По воздуху холодному умчим.
Я плед не захватил. А было надо.
Я вижу горы. Если не Кавказ,
то что это? Но музыка не слышит
меня уже (строка оборвалась).
Гора несётся рысью дальше выше.
Не знаю я, останусь ли в живых.
Держу надежду, у воды Арагвы,
как на листок ложится каждый стих,
увижу свет и на лопатки лягу.
Хочу писать, но затекла рука.
Я думал, время есть ещё до точки.
Проснулся день, и музыка ушла.
Последствия печальны после ночи.
БРОДСКОМУ
Скажу о Бродском (Но труба вмешалась
и сбила с мысли)... Бродский не причем
(Всё в голове моей перемешалось.
Простим ребёнку-музыканту шалость.
Притом труба не ладит с трубачом.
Поэтому приемнику Башмета
простительно)... Так с Бродским (При трубе
и музыке трубы несовершенной
молчу.
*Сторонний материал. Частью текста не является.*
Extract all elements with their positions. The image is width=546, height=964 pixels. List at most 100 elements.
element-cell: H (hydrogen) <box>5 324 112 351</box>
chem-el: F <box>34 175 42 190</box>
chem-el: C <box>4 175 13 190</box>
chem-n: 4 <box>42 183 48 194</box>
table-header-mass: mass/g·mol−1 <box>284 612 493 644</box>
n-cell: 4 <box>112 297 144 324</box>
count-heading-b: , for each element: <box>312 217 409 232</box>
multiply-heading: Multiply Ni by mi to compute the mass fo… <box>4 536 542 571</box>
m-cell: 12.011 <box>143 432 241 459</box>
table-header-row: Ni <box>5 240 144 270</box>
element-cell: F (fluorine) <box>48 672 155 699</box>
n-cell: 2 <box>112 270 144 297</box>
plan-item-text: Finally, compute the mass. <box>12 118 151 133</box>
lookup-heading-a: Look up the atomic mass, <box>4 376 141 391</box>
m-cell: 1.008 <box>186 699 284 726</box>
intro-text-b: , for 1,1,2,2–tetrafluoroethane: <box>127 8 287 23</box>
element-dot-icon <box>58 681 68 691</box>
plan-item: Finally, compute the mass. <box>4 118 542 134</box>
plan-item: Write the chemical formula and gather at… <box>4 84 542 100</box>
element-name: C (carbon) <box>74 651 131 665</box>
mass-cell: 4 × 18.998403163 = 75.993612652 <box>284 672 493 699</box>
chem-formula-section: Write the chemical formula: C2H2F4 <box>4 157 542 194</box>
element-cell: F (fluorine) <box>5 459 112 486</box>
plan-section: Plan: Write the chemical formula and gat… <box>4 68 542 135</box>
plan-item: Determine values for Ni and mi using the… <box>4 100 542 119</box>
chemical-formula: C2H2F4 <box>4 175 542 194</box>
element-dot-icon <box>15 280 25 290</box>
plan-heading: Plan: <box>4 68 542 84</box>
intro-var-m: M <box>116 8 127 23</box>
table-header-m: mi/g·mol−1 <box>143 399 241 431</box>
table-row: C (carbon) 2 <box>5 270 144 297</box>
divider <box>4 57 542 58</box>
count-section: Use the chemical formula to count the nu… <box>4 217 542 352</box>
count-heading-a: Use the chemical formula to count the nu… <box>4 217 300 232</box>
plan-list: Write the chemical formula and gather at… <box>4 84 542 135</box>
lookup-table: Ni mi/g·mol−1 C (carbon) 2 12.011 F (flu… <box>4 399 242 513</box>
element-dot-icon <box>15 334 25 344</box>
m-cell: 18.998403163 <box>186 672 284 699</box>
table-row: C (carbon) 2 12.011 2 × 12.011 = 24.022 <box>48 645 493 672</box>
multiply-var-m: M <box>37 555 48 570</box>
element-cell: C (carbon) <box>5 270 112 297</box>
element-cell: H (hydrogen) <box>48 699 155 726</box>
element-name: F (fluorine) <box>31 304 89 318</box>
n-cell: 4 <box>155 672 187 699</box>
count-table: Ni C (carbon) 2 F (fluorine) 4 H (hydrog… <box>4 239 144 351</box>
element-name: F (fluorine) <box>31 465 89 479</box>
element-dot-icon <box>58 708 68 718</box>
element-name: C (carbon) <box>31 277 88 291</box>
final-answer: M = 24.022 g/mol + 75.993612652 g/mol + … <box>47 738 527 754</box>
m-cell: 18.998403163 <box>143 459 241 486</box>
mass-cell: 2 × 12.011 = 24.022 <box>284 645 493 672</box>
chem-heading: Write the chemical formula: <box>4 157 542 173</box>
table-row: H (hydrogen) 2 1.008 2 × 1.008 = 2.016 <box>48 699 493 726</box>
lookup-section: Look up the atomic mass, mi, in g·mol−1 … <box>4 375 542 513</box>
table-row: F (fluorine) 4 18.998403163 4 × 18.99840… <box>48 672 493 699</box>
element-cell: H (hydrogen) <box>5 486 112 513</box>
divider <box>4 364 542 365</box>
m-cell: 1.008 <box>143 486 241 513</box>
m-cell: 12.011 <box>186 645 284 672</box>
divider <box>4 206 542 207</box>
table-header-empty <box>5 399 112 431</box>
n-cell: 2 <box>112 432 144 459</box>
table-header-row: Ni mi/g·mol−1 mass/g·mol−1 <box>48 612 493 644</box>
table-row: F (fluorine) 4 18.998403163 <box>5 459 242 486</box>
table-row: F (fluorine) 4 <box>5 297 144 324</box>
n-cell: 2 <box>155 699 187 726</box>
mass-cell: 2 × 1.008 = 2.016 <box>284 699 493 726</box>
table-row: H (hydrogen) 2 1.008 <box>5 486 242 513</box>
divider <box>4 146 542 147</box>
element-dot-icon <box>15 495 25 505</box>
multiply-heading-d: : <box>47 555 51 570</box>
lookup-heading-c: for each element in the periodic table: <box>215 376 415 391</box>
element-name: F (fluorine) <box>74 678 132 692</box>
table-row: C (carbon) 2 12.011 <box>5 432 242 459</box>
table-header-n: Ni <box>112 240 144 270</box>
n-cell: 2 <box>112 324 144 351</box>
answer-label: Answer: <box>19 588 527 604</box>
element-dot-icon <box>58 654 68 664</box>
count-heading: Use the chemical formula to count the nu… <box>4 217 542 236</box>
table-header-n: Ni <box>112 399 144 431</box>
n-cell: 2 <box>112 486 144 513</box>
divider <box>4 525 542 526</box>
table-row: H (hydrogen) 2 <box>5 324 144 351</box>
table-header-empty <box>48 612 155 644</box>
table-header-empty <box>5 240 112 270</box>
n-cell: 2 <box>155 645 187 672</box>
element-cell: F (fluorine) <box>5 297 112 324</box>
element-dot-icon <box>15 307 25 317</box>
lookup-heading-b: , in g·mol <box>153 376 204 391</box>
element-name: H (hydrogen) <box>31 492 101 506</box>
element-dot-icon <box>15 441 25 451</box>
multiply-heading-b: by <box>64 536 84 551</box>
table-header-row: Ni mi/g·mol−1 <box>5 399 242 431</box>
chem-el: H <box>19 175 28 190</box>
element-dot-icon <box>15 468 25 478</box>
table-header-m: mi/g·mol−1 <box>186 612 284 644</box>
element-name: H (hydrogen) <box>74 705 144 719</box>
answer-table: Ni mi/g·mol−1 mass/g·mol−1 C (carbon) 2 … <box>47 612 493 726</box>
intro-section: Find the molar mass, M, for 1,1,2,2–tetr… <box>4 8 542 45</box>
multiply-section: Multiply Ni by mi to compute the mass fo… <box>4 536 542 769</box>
Я нахожу себя ущербным
во всём: в очках, в кроссовках, в худобе)...
Когда читаю Бродского (Ребёнок
в трубу играет, словно в диалог
вступает он с вселенной. Я обломок
вселенной, милый друг! Он удивленный,
наверное, подумал — идиот)...
А я о Бродском (Но труба перечит
и даже слово вставить не даёт.
Вот значит что, трубу очеловечить,
на голову свою и жизнь калечить
себе. Но здесь о Бродском речь идёт)...
Лишь Бродскому и никому, лишь (пропуск)
дозволено с всевышним толковать
о жизни (пропуск). Между нами пропасть
образовалась. Я приду на остров
Васильевский, как Бродский, умирать.
У Бродского есть (Инструмент хохочет
сбивая с мысли сызнова. Зачем
то тем, то этим голову морочит
себе и мне, и прочь идти не хочет?!)...
Но Бродский (пропуск) несравним, ни с чем.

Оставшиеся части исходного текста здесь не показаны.